The final project, rather than being a test, was the collaborative development of an Environmental and Human Impact Statement (EHIS) documenting the impact of a proposed border wall along the entire border. Students sent it to relevant government agencies, as well as Congress.

For a future-focused school, a relevant curriculum based on inquiry prepares students to deal with complicated issues, understand multiple perspectives, identify the intersections between disciplines, and design original solutions. More importantly, it sparks a sense of wonder - an attitude toward that world that drives intrinsic motivation and a joyfulness that is its own reward.

2. Who You Are Is As Important As What You Know

The research is clear: what some awkwardly call "non-cognitive traits," and we just call "character," is just as important as academic skills in determining life outcomes.

At Watershed, we use consistent language to talk about seven character traits we seek to build in our students, and we design our program to provide consistent opportunities to practice and grow these ways of being in the world.

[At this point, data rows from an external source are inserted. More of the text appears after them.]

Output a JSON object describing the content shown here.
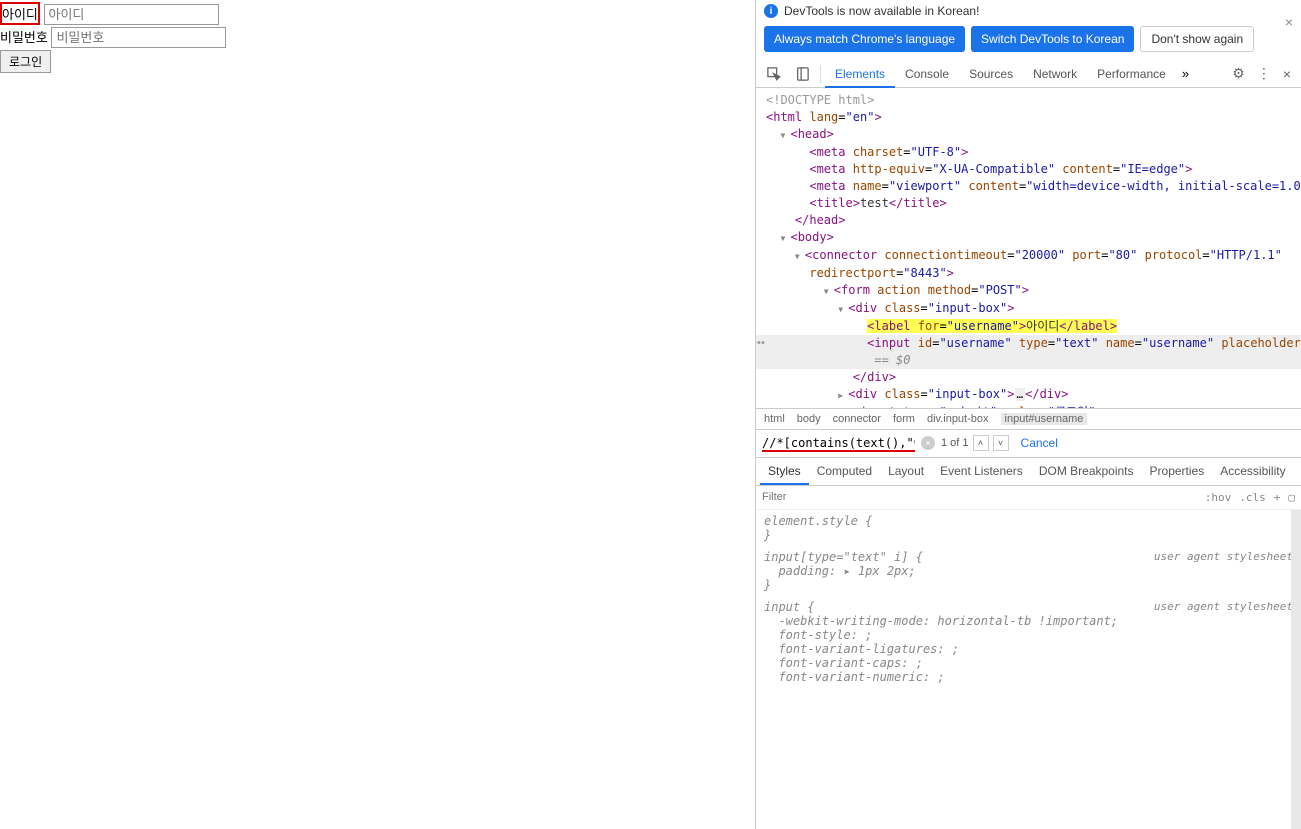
{
  "page": {
    "label_id": "아이디",
    "placeholder_id": "아이디",
    "label_pw": "비밀번호",
    "placeholder_pw": "비밀번호",
    "submit": "로그인"
  },
  "notice": {
    "text": "DevTools is now available in Korean!",
    "btn1": "Always match Chrome's language",
    "btn2": "Switch DevTools to Korean",
    "btn3": "Don't show again"
  },
  "tabs": {
    "elements": "Elements",
    "console": "Console",
    "sources": "Sources",
    "network": "Network",
    "performance": "Performance"
  },
  "dom": {
    "doctype": "<!DOCTYPE html>",
    "html_open": "html",
    "html_lang": "en",
    "head": "head",
    "meta_charset_attr": "charset",
    "meta_charset_val": "UTF-8",
    "meta_he_attr": "http-equiv",
    "meta_he_val": "X-UA-Compatible",
    "meta_content": "content",
    "meta_he_content": "IE=edge",
    "meta_vp_name": "name",
    "meta_vp_name_v": "viewport",
    "meta_vp_content": "width=device-width, initial-scale=1.0",
    "title_tag": "title",
    "title_text": "test",
    "body": "body",
    "connector": "connector",
    "conn_to": "connectiontimeout",
    "conn_to_v": "20000",
    "conn_port": "port",
    "conn_port_v": "80",
    "conn_proto": "protocol",
    "conn_proto_v": "HTTP/1.1",
    "conn_rp": "redirectport",
    "conn_rp_v": "8443",
    "form": "form",
    "form_action": "action",
    "form_method": "method",
    "form_method_v": "POST",
    "div": "div",
    "div_class": "class",
    "div_class_v": "input-box",
    "label": "label",
    "label_for": "for",
    "label_for_v": "username",
    "label_text": "아이디",
    "input": "input",
    "input_id": "id",
    "input_id_v": "username",
    "input_type": "type",
    "input_type_v": "text",
    "input_name": "name",
    "input_name_v": "username",
    "input_ph": "placeholder",
    "input_ph_v": "아이디",
    "eq0": " == $0",
    "submit_type": "submit",
    "submit_val": "value",
    "submit_val_v": "로그인"
  },
  "crumbs": {
    "c1": "html",
    "c2": "body",
    "c3": "connector",
    "c4": "form",
    "c5": "div.input-box",
    "c6": "input#username"
  },
  "search": {
    "query": "//*[contains(text(),\"아\")]",
    "count": "1 of 1",
    "cancel": "Cancel"
  },
  "stabs": {
    "s1": "Styles",
    "s2": "Computed",
    "s3": "Layout",
    "s4": "Event Listeners",
    "s5": "DOM Breakpoints",
    "s6": "Properties",
    "s7": "Accessibility"
  },
  "filter": {
    "ph": "Filter",
    "hov": ":hov",
    "cls": ".cls"
  },
  "styles": {
    "r1": "element.style {",
    "r1c": "}",
    "r2sel": "input[type=\"text\" i] {",
    "r2src": "user agent stylesheet",
    "r2p": "padding",
    "r2v": "1px 2px",
    "r3sel": "input {",
    "r3src": "user agent stylesheet",
    "p1": "-webkit-writing-mode",
    "v1": "horizontal-tb !important",
    "p2": "font-style",
    "p3": "font-variant-ligatures",
    "p4": "font-variant-caps",
    "p5": "font-variant-numeric"
  }
}
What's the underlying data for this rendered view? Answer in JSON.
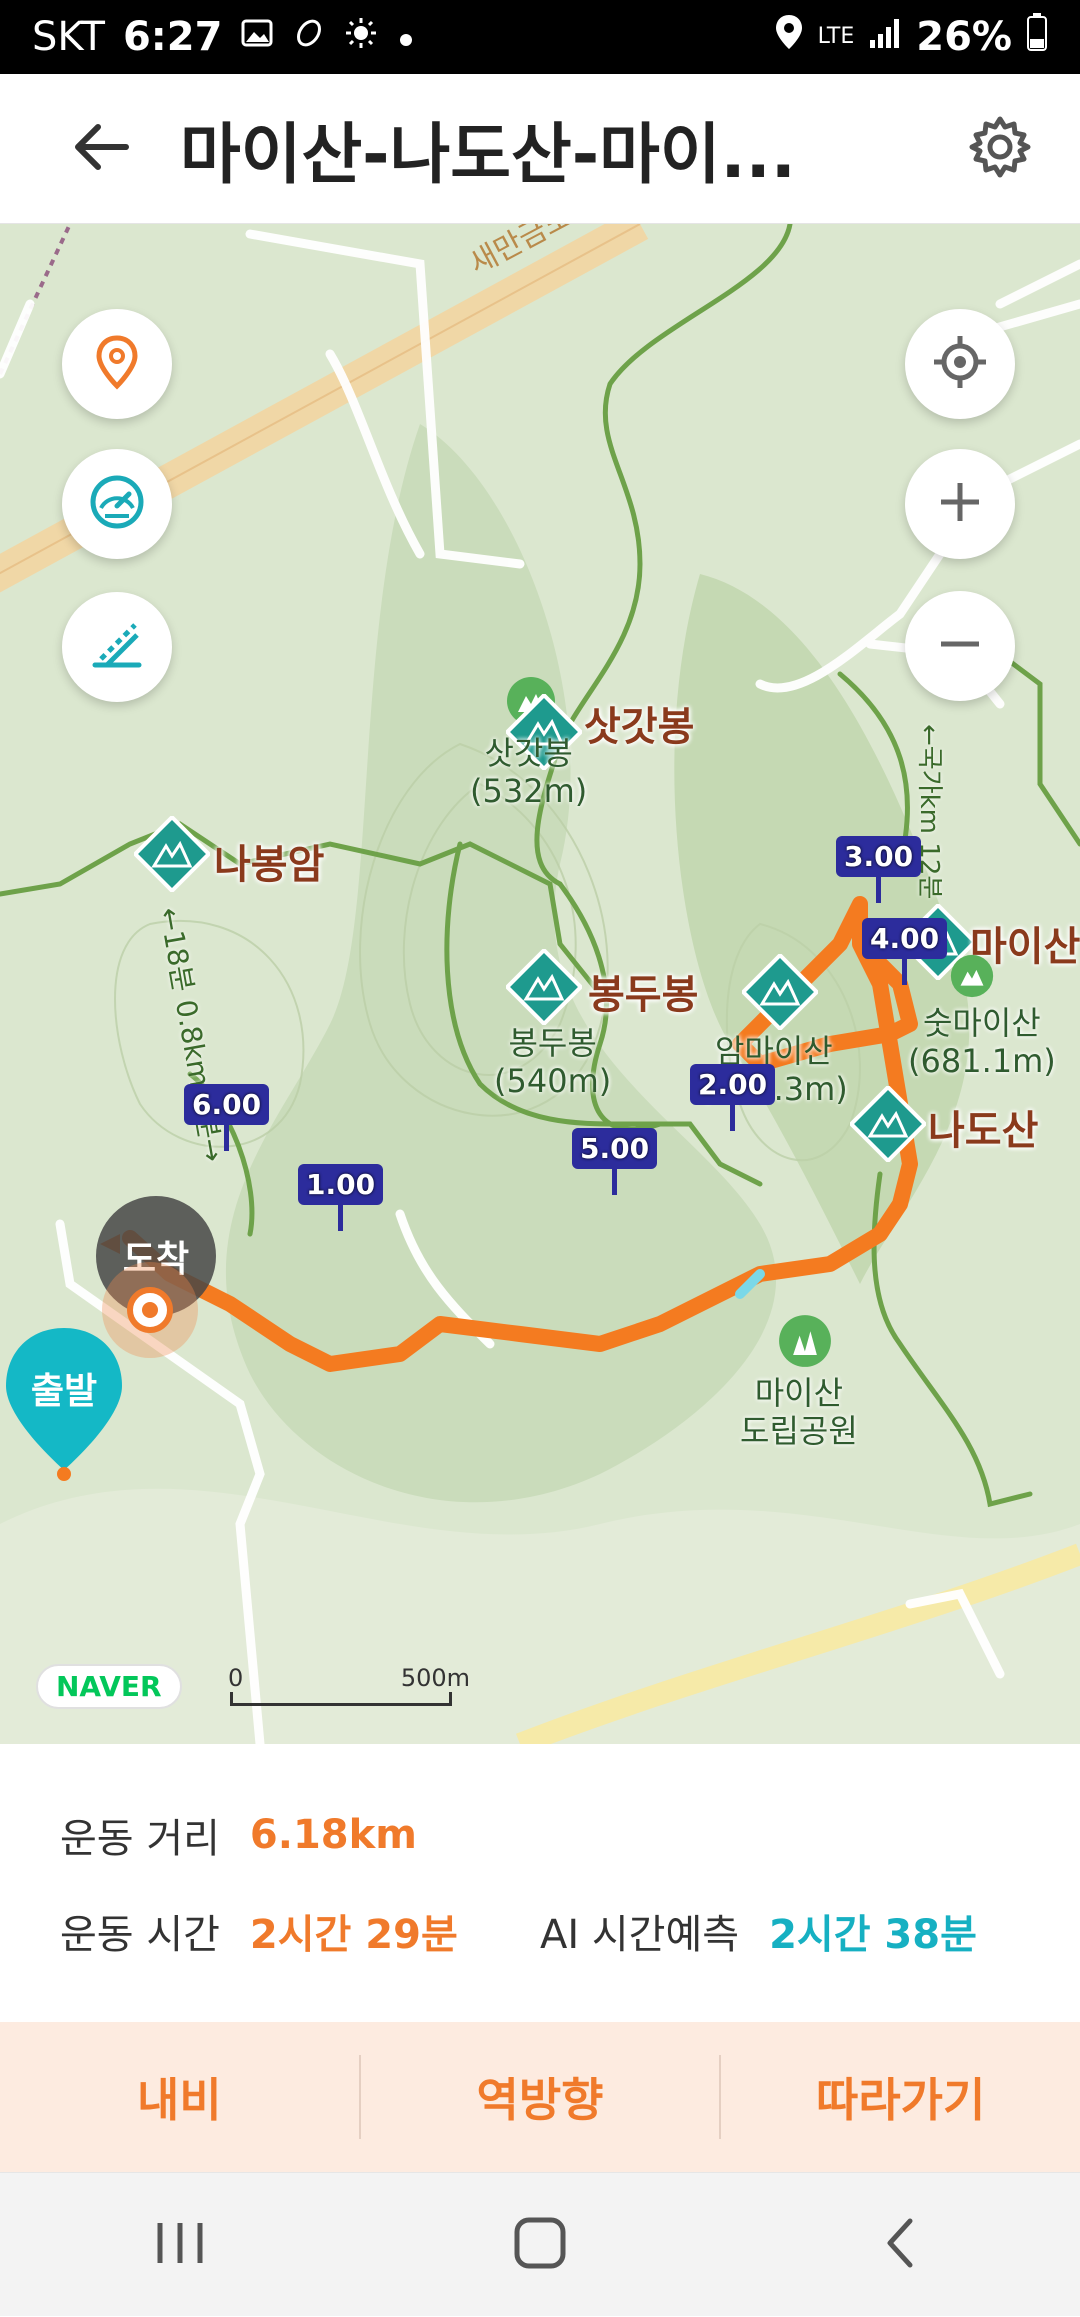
{
  "status_bar": {
    "carrier": "SKT",
    "time": "6:27",
    "battery": "26%",
    "network": "LTE"
  },
  "header": {
    "title": "마이산-나도산-마이...",
    "back_icon": "arrow-left-icon",
    "settings_icon": "gear-icon"
  },
  "map": {
    "road_label": "새만금포항",
    "peaks": [
      {
        "name": "삿갓봉",
        "sub1": "삿갓봉",
        "sub2": "(532m)"
      },
      {
        "name": "나봉암"
      },
      {
        "name": "봉두봉",
        "sub1": "봉두봉",
        "sub2": "(540m)"
      },
      {
        "name": "마이산"
      },
      {
        "name": "나도산"
      },
      {
        "sub1": "암마이산",
        "sub2": "(687.3m)"
      },
      {
        "sub1": "숫마이산",
        "sub2": "(681.1m)"
      }
    ],
    "park": {
      "line1": "마이산",
      "line2": "도립공원"
    },
    "trail_labels": [
      "←18분 0.8km 1분→",
      "←국가km 12분"
    ],
    "km_markers": [
      "1.00",
      "2.00",
      "3.00",
      "4.00",
      "5.00",
      "6.00"
    ],
    "start_label": "출발",
    "arrive_label": "도착",
    "brand": "NAVER",
    "scale": {
      "zero": "0",
      "max": "500m"
    }
  },
  "stats": {
    "distance_label": "운동 거리",
    "distance_value": "6.18km",
    "time_label": "운동 시간",
    "time_value": "2시간 29분",
    "ai_label": "AI 시간예측",
    "ai_value": "2시간 38분"
  },
  "actions": {
    "navi": "내비",
    "reverse": "역방향",
    "follow": "따라가기"
  },
  "colors": {
    "route": "#f47b20",
    "accent": "#f07a2b",
    "ai": "#16b0c2",
    "peak_icon": "#1e9a8e",
    "marker": "#2c2c9c"
  }
}
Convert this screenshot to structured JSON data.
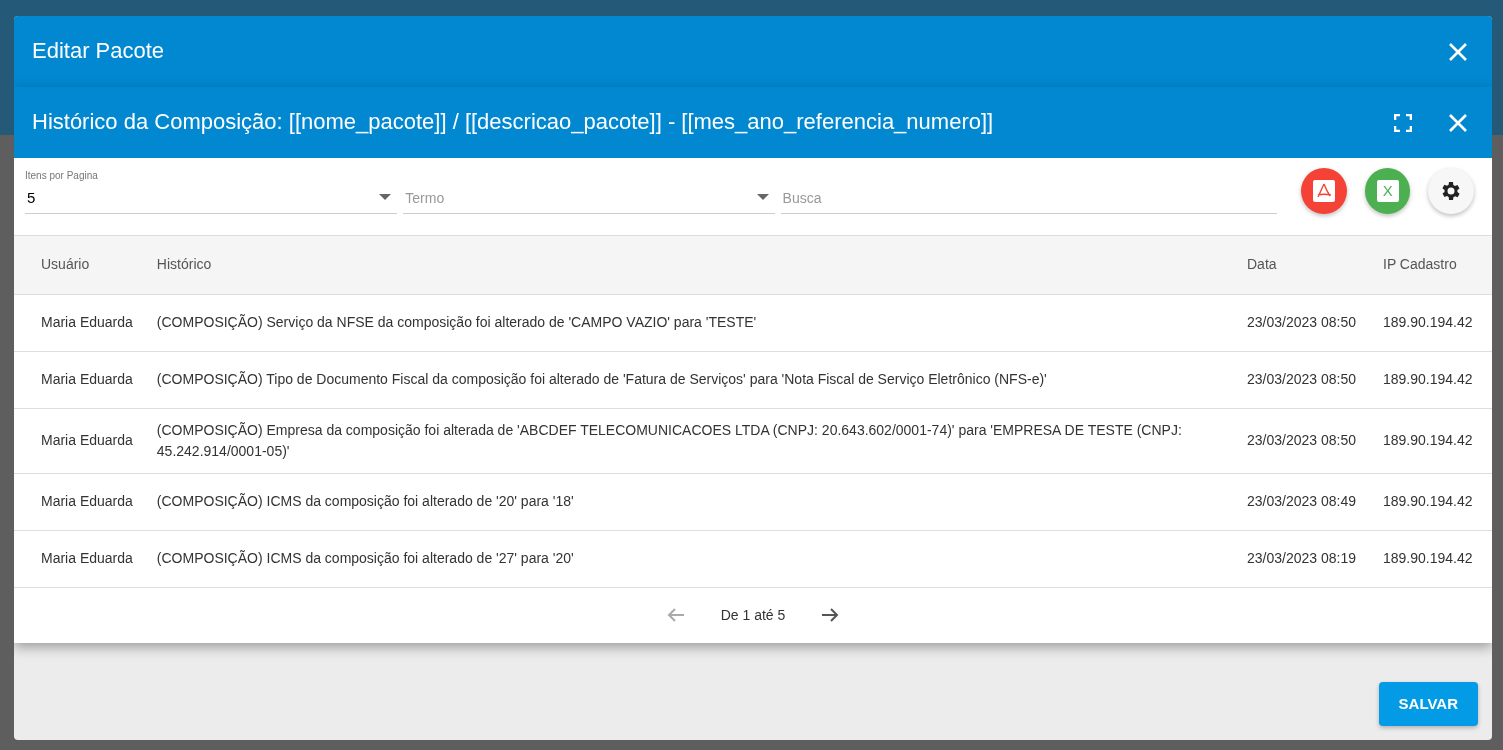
{
  "outer_dialog": {
    "title": "Editar Pacote",
    "save_button": "SALVAR"
  },
  "dialog": {
    "title": "Histórico da Composição: [[nome_pacote]] / [[descricao_pacote]] - [[mes_ano_referencia_numero]]"
  },
  "filters": [
    {
      "kind": "select",
      "label": "Itens por Pagina",
      "value": "5"
    },
    {
      "kind": "select",
      "placeholder": "Termo"
    },
    {
      "kind": "text",
      "placeholder": "Busca"
    }
  ],
  "actions": [
    {
      "kind": "pdf"
    },
    {
      "kind": "excel",
      "label": "X"
    },
    {
      "kind": "settings"
    }
  ],
  "table": {
    "columns": [
      "Usuário",
      "Histórico",
      "Data",
      "IP Cadastro"
    ],
    "rows": [
      [
        "Maria Eduarda",
        "(COMPOSIÇÃO) Serviço da NFSE da composição foi alterado de 'CAMPO VAZIO' para 'TESTE'",
        "23/03/2023 08:50",
        "189.90.194.42"
      ],
      [
        "Maria Eduarda",
        "(COMPOSIÇÃO) Tipo de Documento Fiscal da composição foi alterado de 'Fatura de Serviços' para 'Nota Fiscal de Serviço Eletrônico (NFS-e)'",
        "23/03/2023 08:50",
        "189.90.194.42"
      ],
      [
        "Maria Eduarda",
        "(COMPOSIÇÃO) Empresa da composição foi alterada de 'ABCDEF TELECOMUNICACOES LTDA (CNPJ: 20.643.602/0001-74)' para 'EMPRESA DE TESTE (CNPJ: 45.242.914/0001-05)'",
        "23/03/2023 08:50",
        "189.90.194.42"
      ],
      [
        "Maria Eduarda",
        "(COMPOSIÇÃO) ICMS da composição foi alterado de '20' para '18'",
        "23/03/2023 08:49",
        "189.90.194.42"
      ],
      [
        "Maria Eduarda",
        "(COMPOSIÇÃO) ICMS da composição foi alterado de '27' para '20'",
        "23/03/2023 08:19",
        "189.90.194.42"
      ]
    ]
  },
  "pagination": {
    "text": "De 1 até 5",
    "previous_disabled": true,
    "next_disabled": false
  }
}
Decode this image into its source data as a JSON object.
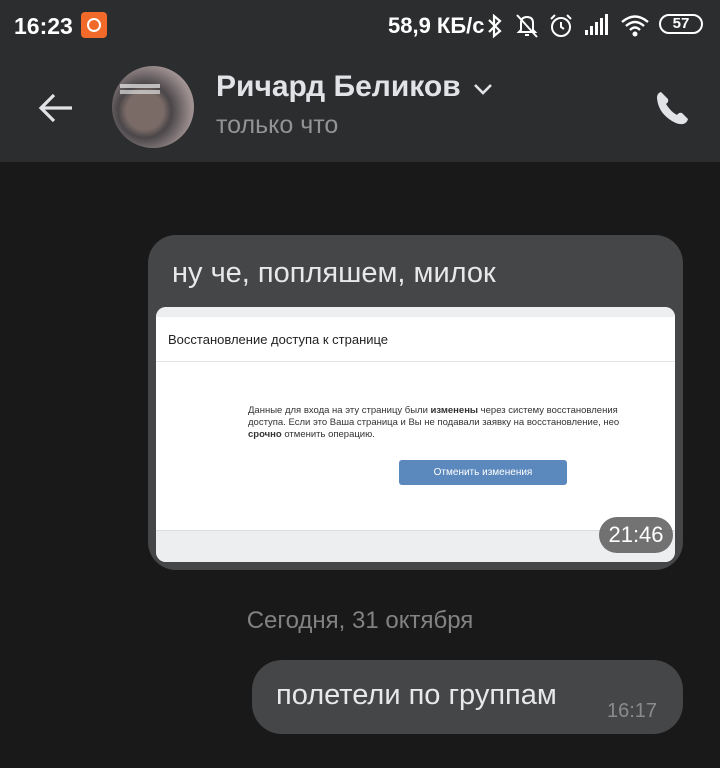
{
  "status_bar": {
    "time": "16:23",
    "speed": "58,9 КБ/с",
    "battery": "57",
    "icons": [
      "app-notification-icon",
      "bluetooth-icon",
      "mute-icon",
      "alarm-icon",
      "signal-icon",
      "wifi-icon",
      "battery-icon"
    ]
  },
  "header": {
    "name": "Ричард Беликов",
    "status": "только что"
  },
  "messages": [
    {
      "text": "ну че, попляшем, милок",
      "attachment": {
        "title": "Восстановление доступа к странице",
        "body_line1_a": "Данные для входа на эту страницу были ",
        "body_line1_bold": "изменены",
        "body_line1_b": " через систему восстановления",
        "body_line2": "доступа. Если это Ваша страница и Вы не подавали заявку на восстановление, нео",
        "body_line3_bold": "срочно",
        "body_line3_b": " отменить операцию.",
        "button": "Отменить изменения"
      },
      "time": "21:46"
    }
  ],
  "date_separator": "Сегодня, 31 октября",
  "message2": {
    "text": "полетели по группам",
    "time": "16:17"
  },
  "colors": {
    "background": "#19191a",
    "header": "#2c2d2e",
    "bubble": "#454647",
    "accent_button": "#5b88bd"
  }
}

Similarly, we take time to teach the social-emotional skills that help students be healthy when working through stress, navigate conflict, and become effective collaborators and problem-solvers. Every student at Watershed, for instance, can discuss the difference between intent and impact. Similarly, they can share strategies for managing stress in the week preceding their Presentations of Learning.

There are tradeoffs. Our wilderness program, for instance, delays the start of academic courses by two weeks. But this shared challenge sets the stage for conversations about grit, optimism, and empathy that bleed into the year. Even in a student-teacher conference about calculus, for instance, this same framework used to deliver feedback and set goals, making it clear that character is something we're always working on getting better at.

For a future-focused school, this emphasis on character develops some of the most complex and difficult human abilities. In an age of constant re-learning and re-invention, the ability to understand yourself and to manage how you react to others becomes ever more valuable.

 3. We Get Comfortable With Being Uncomfortable

While I joke with prospective parents that "adversity and failure" doesn't make an appealing slogan for a bumper sticker, I also share that they need to value constructive adversity if they choose to send their kids here.

Challenge should certainly be academic. It is important for students to develop higher-order thinking skills and familiarity with meaningful academic content. That's one form of discomfort, as students are progressively asked to do more and more.

Discomfort can also be physical. While we are not an outdoors school like HMI, our Wilderness program builds this skill early. When we engage in global travel during May Term, our accommodations are non-touristic, typically home-stays or hostels.

But so much of the discomfort we believe in encountering is personal, even emotional. It can be hard to be away from home. It can be hard to be in a culture that is unfamiliar, to be challenged with new foods or new ways of thinking. Collaboration can be uncomfortable because it leads to conflict, and requires negotiation skills. And it can be hard to be given feedback on your character traits on top of feedback on your writing skills.

I don't want to overstate things. We are careful to make school fun, and to provide time for students to return to their comfort zone. We value play, we have celebrations, and we schedule time to come together as a community.These things are critical to provide everyone a chance to recover and reflect on the lessons that comes from challenge.

But it's also important to be explicit about the value that comes from discomfort, so there aren't surprises later.

We live in an era of rapid change, what many thinkers describe as VUCA: volatile, uncertain, complex, and ambiguous. Navigating the environment requires a comfort with discomfort, a lack of rigidity, a willingness to be stretched.

Some of the most powerful memories a student will have at our school come as the result of personal discomfort. Our goal is for students to not only become familiar with that feeling, but to see it as a source of growth and personal meaning.